ギヨムのことは主から聞いていたので、ほとんどの騎士が警戒していた相手だった。
当然どこに住んでいるのかも把握していた。
いま、彼らはレンヌのギヨムの屋敷を囲んでいる。アランの城と違って周囲は街に囲まれている。彼らは見張り場として宿屋を一軒貸切り、ギヨムの屋敷を囲むように路地に身を潜めて見張りながら、アランの到着をいまかいまかと待っていたのだ。
「アラン様!」
騎士団長のルイが宿屋に忍び込んできた主の名を呼んだ。
主の後ろには逸朗、大輔と フランスの城に滞在したことのある顔ぶれが並んでいた。ということは、イギリスの騎士も戦力として考えられるのか、とルイは幾分か、ホッとした気分で、彼らに頷いた。
「どうだ?」
主の問いにルイは建物の青写真を見せた。
そこにはすでに見張りの場所、数、そして時間が書き込まれてあった。大輔はそれを頭に叩き込む。
「ギヨムの屋敷の見取図です。南東角がおそらくバージルの部屋でしょう、ヘンリー様が仰っていたものが出てきた場所と一致します。ミーナ様の居場所は不明ですが、ギヨムの部屋なら南西の角、ここになるでしょう」
ルイがペンで見取図の一角を指し示した。
「敵の数は?」
逸朗が低く問う。
それにもルイは淀みなく答える。1日もない時間でよくも調べあげたものだと、アランは誇らしかった。
ルイも死にかけてたところをアランが拾ったものだった。
「およそ100、うち厄介なのは60くらいです」
もっとも厄介なのがひとつあるがな、と逸朗は心で思う。
あれは私がやらねばなるまい。
横でおとなしく話を聞いてる大輔をちらりと見てから、逸朗は気付かれないように小さくため息を吐いた。
「私はあまり騎士を連れてきてない。元々の数が少ないことに加え、日本にいるほうが多い。今回、ここに来たのはおよそ30」
そのなかには大輔も含まれている。
しかし逸朗には戦線に伴侶を出す気はない。
「こちらも数はあまり。使えるのがおよそ20」
ルイの返答にアランは哀しそうに顔を歪めた。
随分、減ったな、と小声で呟いた。大輔はそれが聞こえたが、あえて反応はしなかった。
いまは慰めているときではない。
そのことがアランの心を燃やすなら、怒りに火を注いでも、慰めて消火する気は大輔には毛頭なかった。
「ならば明朝、忍び込む」
アランが言って、大輔を見た。
「大輔、あれを使って、今夜から見張りだけでもやれないか?」
「アラン!」
逸朗が叫んだが、大輔はにっこり笑って承諾した。
薄暗い部屋を遍く照らすような笑顔に、その場のヴァンパイア全員が魅入られて固まった。
それすら気に入らず、逸朗が大きく舌打ちをする。
ジョシュアは堪らず吹き出した。
こんなときまで主は魅力を振り撒いてヴァンパイアを虜にするのか、と可笑しそうに大輔に視線を送った。

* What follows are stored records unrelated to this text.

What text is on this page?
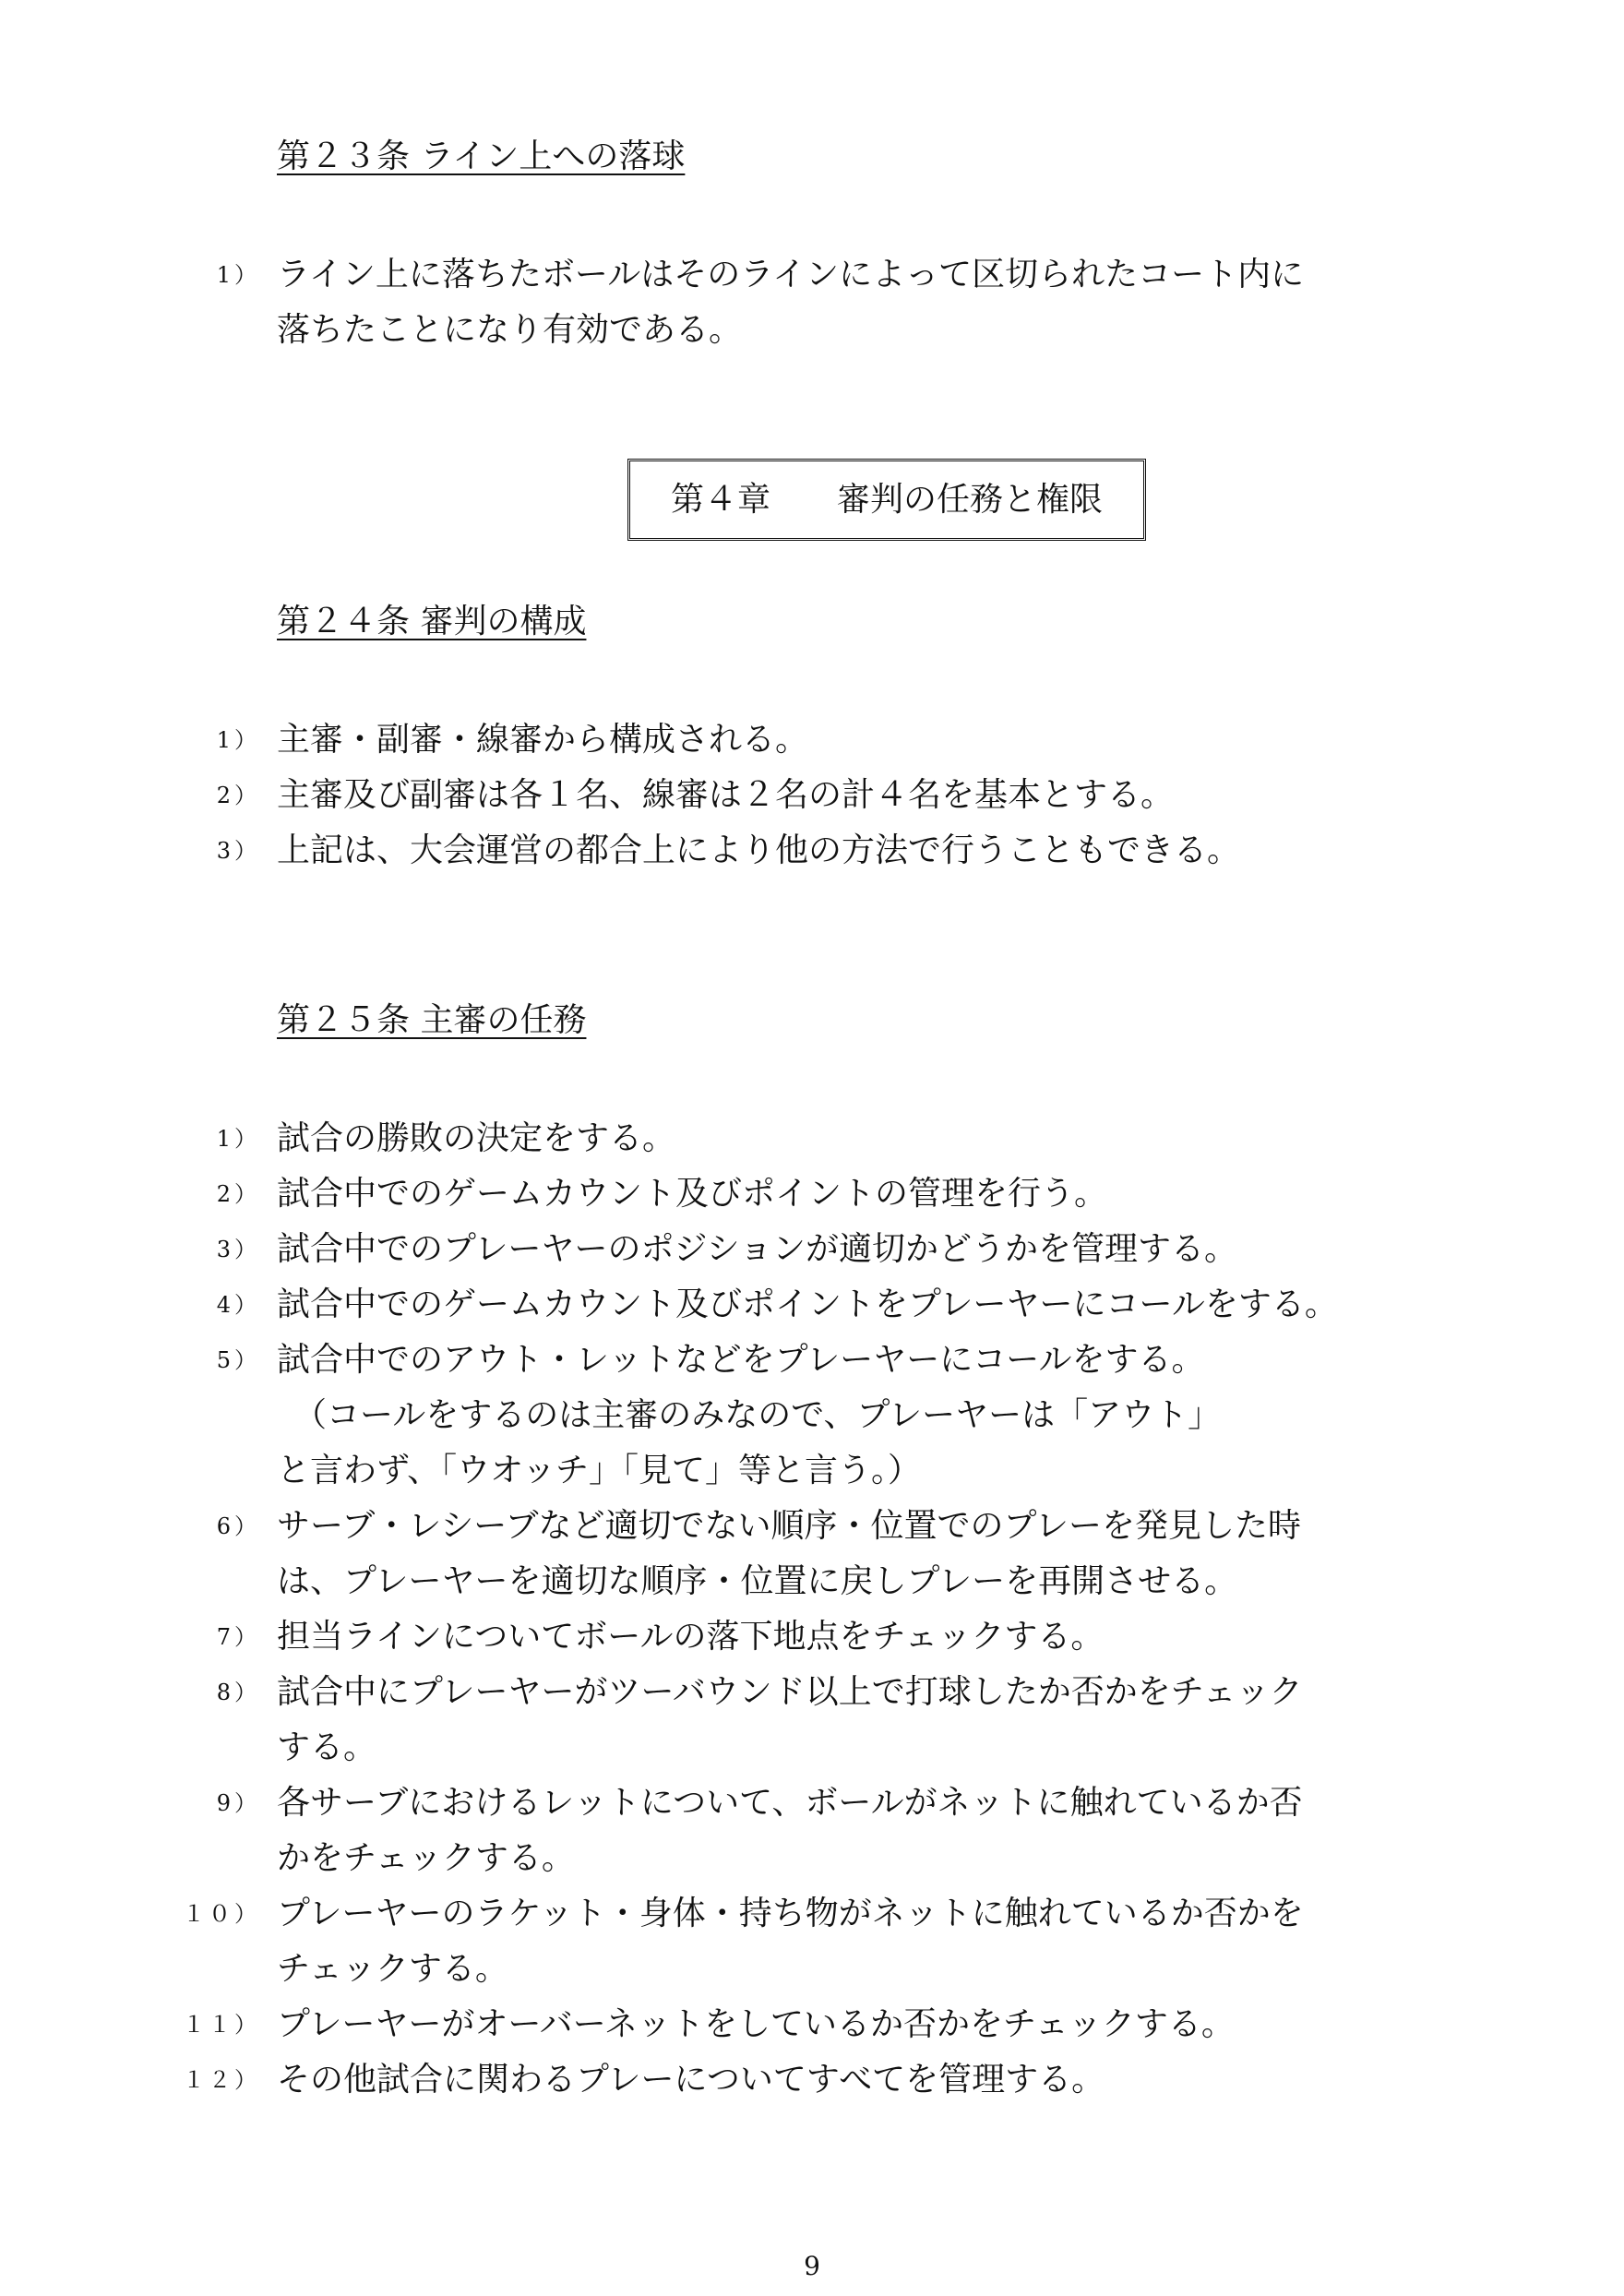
第２３条 ライン上への落球
1） ライン上に落ちたボールはそのラインによって区切られたコート内に
落ちたことになり有効である。
第４章　　審判の任務と権限
第２４条 審判の構成
1） 主審・副審・線審から構成される。
2） 主審及び副審は各１名、線審は２名の計４名を基本とする。
3） 上記は、大会運営の都合上により他の方法で行うこともできる。
第２５条 主審の任務
1） 試合の勝敗の決定をする。
2） 試合中でのゲームカウント及びポイントの管理を行う。
3） 試合中でのプレーヤーのポジションが適切かどうかを管理する。
4） 試合中でのゲームカウント及びポイントをプレーヤーにコールをする。
5） 試合中でのアウト・レットなどをプレーヤーにコールをする。
（コールをするのは主審のみなので、プレーヤーは「アウト」
と言わず、「ウオッチ」「見て」等と言う。）
6） サーブ・レシーブなど適切でない順序・位置でのプレーを発見した時
は、プレーヤーを適切な順序・位置に戻しプレーを再開させる。
7） 担当ラインについてボールの落下地点をチェックする。
8） 試合中にプレーヤーがツーバウンド以上で打球したか否かをチェック
する。
9） 各サーブにおけるレットについて、ボールがネットに触れているか否
かをチェックする。
１０） プレーヤーのラケット・身体・持ち物がネットに触れているか否かを
チェックする。
１１） プレーヤーがオーバーネットをしているか否かをチェックする。
１２） その他試合に関わるプレーについてすべてを管理する。
9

やっと我に返ったルイが、眼前の人間に見張りのヴァンパイアを倒せるのか?と訝しげに大輔を見た。
そしてくらりと眩暈を起こす。
彼を眼にする度に、ルイは胸が高鳴り、息苦しさを覚える。
以前、アランの結婚式で会ったときは、これほど近くはなかったが、こんな風にはならなかったのに、とルイは胸を押さえた。
「じゃ、ジョシュアとダンカン、連れて行ってくる」
どこかへ食事でもするかのように軽く言うと、彼は立ち上がって、己の騎士を傍に呼び寄せた。
「大輔、さすがにこれは私は許せない」
アランを睨み付けながら、絞り出すように逸朗は唸った。
許されるとは大輔すらも思ってはいない。だが、やらない選択肢もなかった。
「許されなくても、俺は行くよ。ダメなら逸朗が俺を殺せばいい」
淡々と伴侶は断言する。その顔からは決意が溢れ、その瞳に見つめられたら逸朗の気持ちがぐらぐらと揺れる。

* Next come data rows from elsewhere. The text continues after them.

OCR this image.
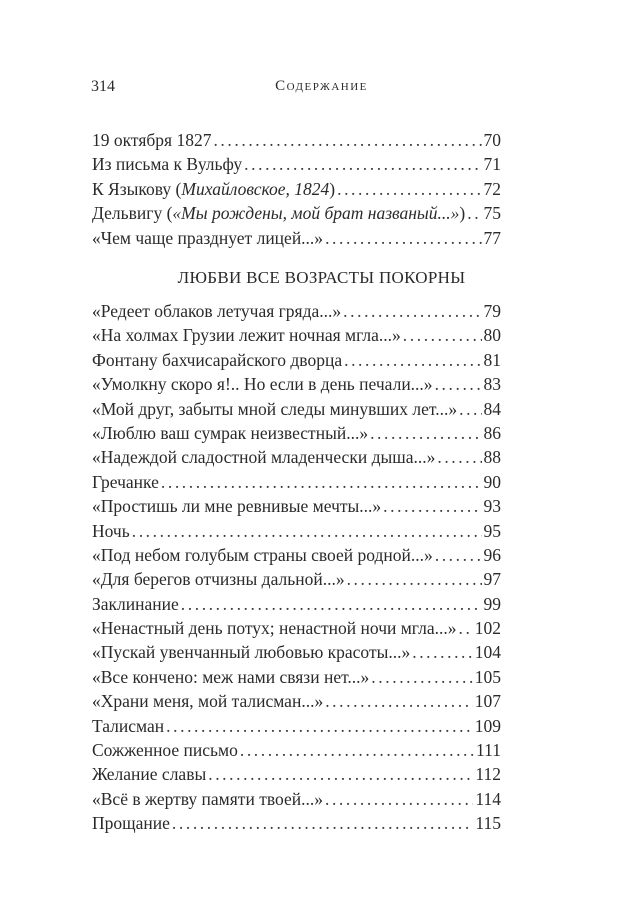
314	Содержание
19 октября 1827 .....	70
Из письма к Вульфу .....	71
К Языкову (Михайловское, 1824) .....	72
Дельвигу («Мы рождены, мой брат названый...») ..... 75
«Чем чаще празднует лицей...» .....	77
ЛЮБВИ ВСЕ ВОЗРАСТЫ ПОКОРНЫ
«Редеет облаков летучая гряда...» .....	79
«На холмах Грузии лежит ночная мгла...» .....	80
Фонтану бахчисарайского дворца .....	81
«Умолкну скоро я!.. Но если в день печали...» .....	83
«Мой друг, забыты мной следы минувших лет...» ..... 84
«Люблю ваш сумрак неизвестный...» .....	86
«Надеждой сладостной младенчески дыша...» .....	88
Гречанке .....	90
«Простишь ли мне ревнивые мечты...» .....	93
Ночь .....	95
«Под небом голубым страны своей родной...» .....	96
«Для берегов отчизны дальной...» .....	97
Заклинание .....	99
«Ненастный день потух; ненастной ночи мгла...» ..... 102
«Пускай увенчанный любовью красоты...» .....	104
«Все кончено: меж нами связи нет...» .....	105
«Храни меня, мой талисман...» .....	107
Талисман .....	109
Сожженное письмо .....	111
Желание славы .....	112
«Всё в жертву памяти твоей...» .....	114
Прощание .....	115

「それに俺は死なない。ダンカンもジョシュアもいるから、大丈夫だよ、だよね?」
己の後ろに控えるふたりを振り返った。彼の騎士はふたりとも晴れやかに微笑んだ。
「………わかった、ただし絶対に死ぬな、怪我もするな、できれば動くな、逃げろ」
それから唇を噛んで、食い縛るようにして逸朗は溢した。
「さらに、できれば行くな」
大輔は泣きそうになっている伴侶を抱き締めた。そして愛おしそうに彼の耳に柔らかくキスをする。
「行ってくるね」
逸朗が抱き寄せる前に彼は身を翻して去っていった。
忠実な騎士を従えて。
アランは申し訳なさそうに眉を下げて、項垂れた己の従兄弟の肩を抱いた。さすがにそれを振り払われることはなかった。